Its not only about your mood but about how you feel in general
OK, so you cannot be too happy or too sad to test. But did you know that your feelings towards people also affect your testing in additional ways?
For example, when you have a negative feeling towards one of your developers (or development teams) this will come forward in your testing.
In a positive sense you will be more thorough and cautious when you test their stuff because “you know they don’t work well” and so you will find many bugs in the features they deliver. In a negative sense, you will be biased to report every single thing you find as a critical bug (and not as a regular or low level bug) simply because you are “sick and tired of the way these guys work” and not because of any subjective criteria.
Something similar can also happen when you test something by team you “really like”.
In this case you may find yourself investing less in your tests because “you know these guys are very careful and they surely tested all the scenarios themselves”, right…? And when you find a bug you may also report it with a lower priority because you don’t want to put these guys on the hot-seat for delaying the release date – after all it is only a small bug (or so you want to believe).
Leaving your emotions outside the testing lab
Regardless of how you look at it, when you start testing you need to leave your emotions outside the lab.
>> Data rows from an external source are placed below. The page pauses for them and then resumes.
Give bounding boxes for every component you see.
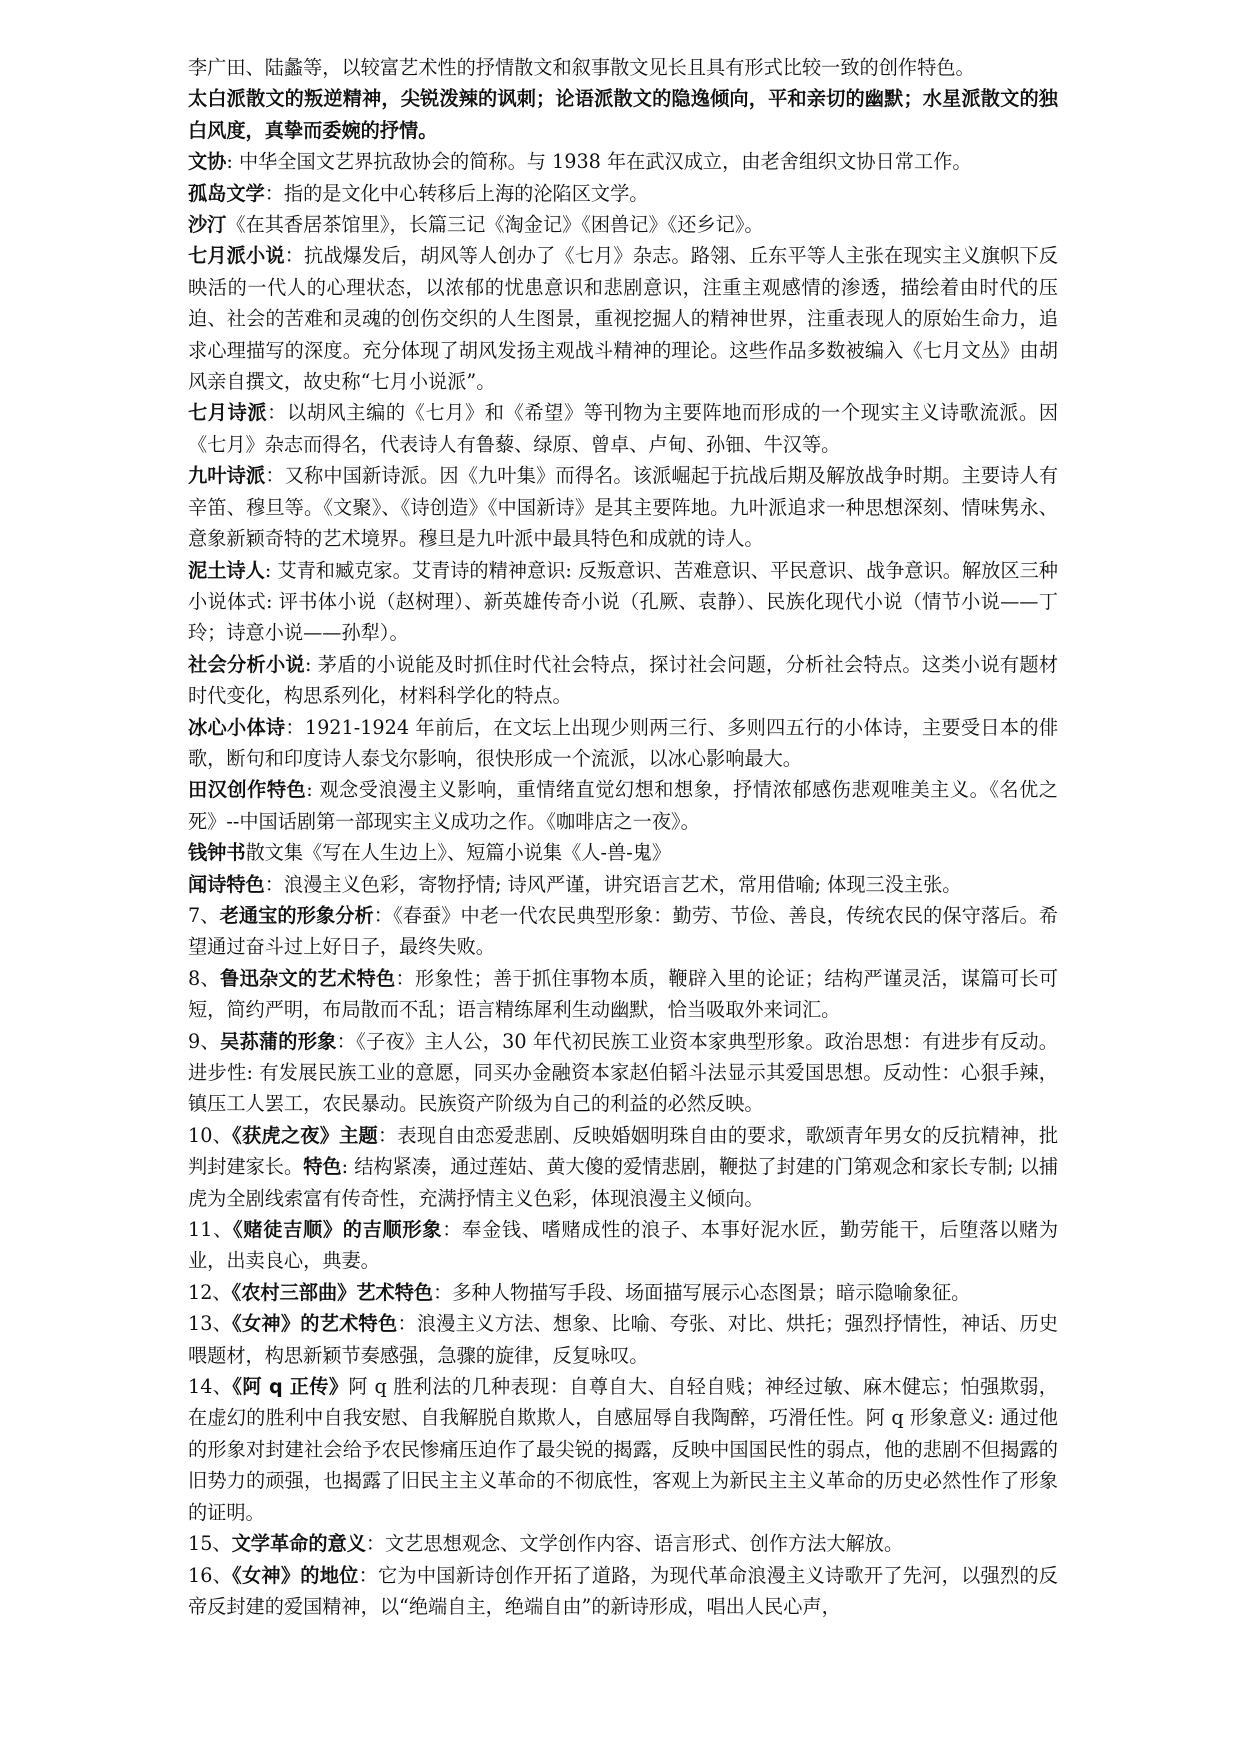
- paragraph-heading: 社会分析小说: [188, 652, 305, 676]
- paragraph-heading: 鲁迅杂文的艺术特色: [220, 966, 396, 990]
- paragraph-heading: 《获虎之夜》主题: [232, 1123, 378, 1147]
- item-number: 9、: [188, 1029, 220, 1053]
- paragraph-heading: 文协: [188, 150, 227, 174]
- paragraph-text: ：它为中国新诗创作开拓了道路，为现代革命浪漫主义诗歌开了先河，以强烈的反帝反封建的爱国精神，以“绝端自主，绝端自由”的新诗形成，唱出人民心声，: [188, 1563, 1058, 1618]
- paragraph-heading: 《女神》的艺术特色: [232, 1312, 398, 1336]
- item-number: 8、: [188, 966, 221, 990]
- paragraph-text: 《在其香居茶馆里》，长篇三记《淘金记》《困兽记》《还乡记》。: [226, 213, 764, 237]
- paragraph-qiyue-fiction: [188, 240, 1058, 397]
- paragraph-text: 阿 q 胜利法的几种表现：自尊自大、自轻自贱；神经过敏、麻木健忘；怕强欺弱，在虚幻的胜利中自我安慰、自我解脱自欺欺人，自感屈辱自我陶醉，巧滑任性。阿 q 形象意义: 通过他的形象对封建社会给予农民惨痛压迫作了最尖锐的揭露，反映中国国民性的弱点，他的悲剧不但揭露的旧势力的顽强，也揭露了旧民主主义革命的不彻底性，客观上为新民主主义革命的历史必然性作了形象的证明。: [188, 1375, 1058, 1524]
- paragraph-text: ：以胡风主编的《七月》和《希望》等刊物为主要阵地而形成的一个现实主义诗歌流派。因《七月》杂志而得名，代表诗人有鲁藜、绿原、曾卓、卢甸、孙钿、牛汉等。: [188, 401, 1059, 456]
- paragraph-soil-poets: [188, 555, 1058, 649]
- paragraph-heading: 孤岛文学: [188, 181, 265, 205]
- paragraph-text: ：《春蚕》中老一代农民典型形象：勤劳、节俭、善良，传统农民的保守落后。希望通过奋斗过上好日子，最终失败。: [188, 903, 1058, 959]
- paragraph-text: ：指的是文化中心转移后上海的沦陷区文学。: [264, 181, 649, 205]
- paragraph-heading: 吴荪蒲的形象: [219, 1029, 337, 1053]
- paragraph-heading: 泥土诗人: [188, 558, 265, 582]
- paragraph-text: ：又称中国新诗派。因《九叶集》而得名。该派崛起于抗战后期及解放战争时期。主要诗人有辛笛、穆旦等。《文聚》、《诗创造》《中国新诗》是其主要阵地。九叶派追求一种思想深刻、情味隽永、意象新颖奇特的艺术境界。穆旦是九叶派中最具特色和成就的诗人。: [188, 464, 1059, 551]
- paragraph-item-7: [188, 900, 1058, 963]
- item-number: 11、: [188, 1218, 234, 1242]
- paragraph-bingxin-poems: [188, 712, 1058, 775]
- paragraph-heading: 《农村三部曲》艺术特色: [231, 1280, 434, 1304]
- paragraph-social-analysis: [188, 649, 1058, 712]
- paragraph-item-14: [188, 1371, 1058, 1528]
- paragraph-item-11: [188, 1214, 1058, 1277]
- paragraph-heading: 《赌徒吉顺》的吉顺形象: [233, 1218, 443, 1242]
- item-number: 13、: [188, 1312, 233, 1336]
- paragraph-heading: 冰心小体诗: [188, 715, 286, 739]
- paragraph-tian-han: [188, 774, 1058, 837]
- paragraph-heading: 钱钟书: [188, 841, 246, 865]
- paragraph-qiyue-poetry: [188, 397, 1058, 460]
- item-number: 16、: [188, 1563, 233, 1587]
- paragraph-heading: 闻诗特色: [188, 872, 265, 896]
- paragraph-text: ：形象性；善于抓住事物本质，鞭辟入里的论证；结构严谨灵活，谋篇可长可短，简约严明，布局散而不乱；语言精练犀利生动幽默，恰当吸取外来词汇。: [188, 966, 1059, 1022]
- paragraph-item-15: [188, 1528, 1058, 1559]
- item-number: 15、: [188, 1532, 232, 1556]
- paragraph-subtext: : 结构紧凑，通过莲姑、黄大傻的爱情悲剧，鞭挞了封建的门第观念和家长专制; 以捕虎为全剧线索富有传奇性，充满抒情主义色彩，体现浪漫主义倾向。: [188, 1155, 1059, 1210]
- paragraph-text: 李广田、陆蠡等，以较富艺术性的抒情散文和叙事散文见长且具有形式比较一致的创作特色。: [188, 56, 975, 79]
- paragraph-heading: 沙汀: [188, 213, 227, 237]
- paragraph-text: ：表现自由恋爱悲剧、反映婚姻明珠自由的要求，歌颂青年男女的反抗精神，批判封建家长。: [188, 1123, 1059, 1179]
- paragraph-heading: 九叶诗派: [188, 464, 266, 488]
- paragraph-item-12: [188, 1277, 1058, 1308]
- item-number: 14、: [188, 1375, 233, 1399]
- document-page: [188, 52, 1058, 1622]
- paragraph-item-8: [188, 963, 1058, 1026]
- item-number: 10、: [188, 1123, 233, 1147]
- paragraph-gudao-wenxue: [188, 178, 1058, 209]
- paragraph-text: : 观念受浪漫主义影响，重情绪直觉幻想和想象，抒情浓郁感伤悲观唯美主义。《名优之死》--中国话剧第一部现实主义成功之作。《咖啡店之一夜》。: [188, 778, 1058, 833]
- paragraph-heading: 老通宝的形象分析: [219, 903, 374, 927]
- paragraph-item-9: [188, 1026, 1058, 1120]
- paragraph-heading: 文学革命的意义: [231, 1532, 366, 1556]
- paragraph-subheading: 特色: [303, 1155, 342, 1179]
- paragraph-text: : 中华全国文艺界抗敌协会的简称。与 1938 年在武汉成立，由老舍组织文协日常工作。: [226, 150, 972, 174]
- paragraph-text: ：文艺思想观念、文学创作内容、语言形式、创作方法大解放。: [365, 1532, 904, 1556]
- item-number: 7、: [188, 903, 220, 927]
- paragraph-text: ：《子夜》主人公，30 年代初民族工业资本家典型形象。政治思想：有进步有反动。进步性: 有发展民族工业的意愿，同买办金融资本家赵伯韬斗法显示其爱国思想。反动性：心狠手辣，镇压工人罢工，农民暴动。民族资产阶级为自己的利益的必然反映。: [188, 1029, 1058, 1116]
- paragraph-wen-yiduo: [188, 869, 1058, 900]
- paragraph-text: 散文集《写在人生边上》、短篇小说集《人-兽-鬼》: [245, 841, 672, 865]
- paragraph-qian-zhongshu: [188, 837, 1058, 868]
- paragraph-text: : 艾青和臧克家。艾青诗的精神意识: 反叛意识、苦难意识、平民意识、战争意识。解放区三种小说体式: 评书体小说（赵树理）、新英雄传奇小说（孔厥、袁静）、民族化现代小说（情节小说——丁玲；诗意小说——孙犁）。: [188, 558, 1058, 645]
- item-number: 12、: [188, 1280, 232, 1304]
- paragraph-prose-schools: [188, 83, 1058, 146]
- paragraph-item-13: [188, 1308, 1058, 1371]
- paragraph-heading: 《阿 q 正传》: [232, 1375, 349, 1399]
- paragraph-text: : 茅盾的小说能及时抓住时代社会特点，探讨社会问题，分析社会特点。这类小说有题材时代变化，构思系列化，材料科学化的特点。: [188, 652, 1059, 708]
- paragraph-heading: 《女神》的地位: [232, 1563, 359, 1587]
- paragraph-heading: 田汉创作特色: [188, 778, 307, 802]
- paragraph-heading: 七月派小说: [188, 244, 285, 268]
- paragraph-heading: 七月诗派: [188, 401, 268, 425]
- paragraph-wenxie: [188, 146, 1058, 177]
- paragraph-text: ：浪漫主义方法、想象、比喻、夸张、对比、烘托；强烈抒情性，神话、历史喂题材，构思新颖节奏感强，急骤的旋律，反复咏叹。: [188, 1312, 1059, 1367]
- paragraph-text: ：多种人物描写手段、场面描写展示心态图景；暗示隐喻象征。: [433, 1280, 971, 1304]
- paragraph-text: ：抗战爆发后，胡风等人创办了《七月》杂志。路翎、丘东平等人主张在现实主义旗帜下反映活的一代人的心理状态，以浓郁的忧患意识和悲剧意识，注重主观感情的渗透，描绘着由时代的压迫、社会的苦难和灵魂的创伤交织的人生图景，重视挖掘人的精神世界，注重表现人的原始生命力，追求心理描写的深度。充分体现了胡风发扬主观战斗精神的理论。这些作品多数被编入《七月文丛》由胡风亲自撰文，故史称“七月小说派”。: [188, 244, 1059, 394]
- paragraph-text: ：奉金钱、嗜赌成性的浪子、本事好泥水匠，勤劳能干，后堕落以赌为业，出卖良心，典妻。: [188, 1218, 1059, 1273]
- paragraph-sha-ting: [188, 209, 1058, 240]
- paragraph-text: ：1921-1924 年前后，在文坛上出现少则两三行、多则四五行的小体诗，主要受日本的俳歌，断句和印度诗人泰戈尔影响，很快形成一个流派，以冰心影响最大。: [188, 715, 1058, 770]
- paragraph-item-16: [188, 1560, 1058, 1623]
- paragraph-text: ：浪漫主义色彩，寄物抒情; 诗风严谨，讲究语言艺术，常用借喻; 体现三没主张。: [264, 872, 962, 896]
- paragraph-heading: 太白派散文的叛逆精神，尖锐泼辣的讽刺；论语派散文的隐逸倾向，平和亲切的幽默；水星派散文的独白风度，真挚而委婉的抒情。: [188, 87, 1058, 142]
- paragraph-jiuye-poetry: [188, 460, 1058, 554]
- paragraph-lu-li: [188, 52, 1058, 83]
- paragraph-item-10: [188, 1120, 1058, 1214]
It is not professional to change the way you look at an application depending on who wrote it, and you cannot let your mood get in the way of how you will test something on a given day.
I know this is easier said than done, I am also influenced by the way I feel. But there are some techniques that can help you cope with this and limit the way you are affected by any unrelated factors.
The best pieces of advice I’ve got around this point is to learn to enter your “testing zone” before you embark on your work. I wrote about this point in this post a while back.
There are also techniques around testing blindly without knowing who wrote the things you are testing right now, and even some that suggest you should only test things from other teams (although I find both these techniques a little theoretical and impractical).
The bottom line is to take this into account
I think that in the end of the day the best thing we can do is to know that our emotions will generally cause us to be biased, and with this in mind we need to examine ourselves before starting a testing task to make sure we can actively correct for these emotions by being more aware of them and not letting ourselves fall into the traps I mentioned above.
Are you emotionally biased?
I am wondering how many of you have experienced things like these.
If you have please share your story with us!
Also tell us if you have other techniques you use in order to leave your feelings outside the testing lab.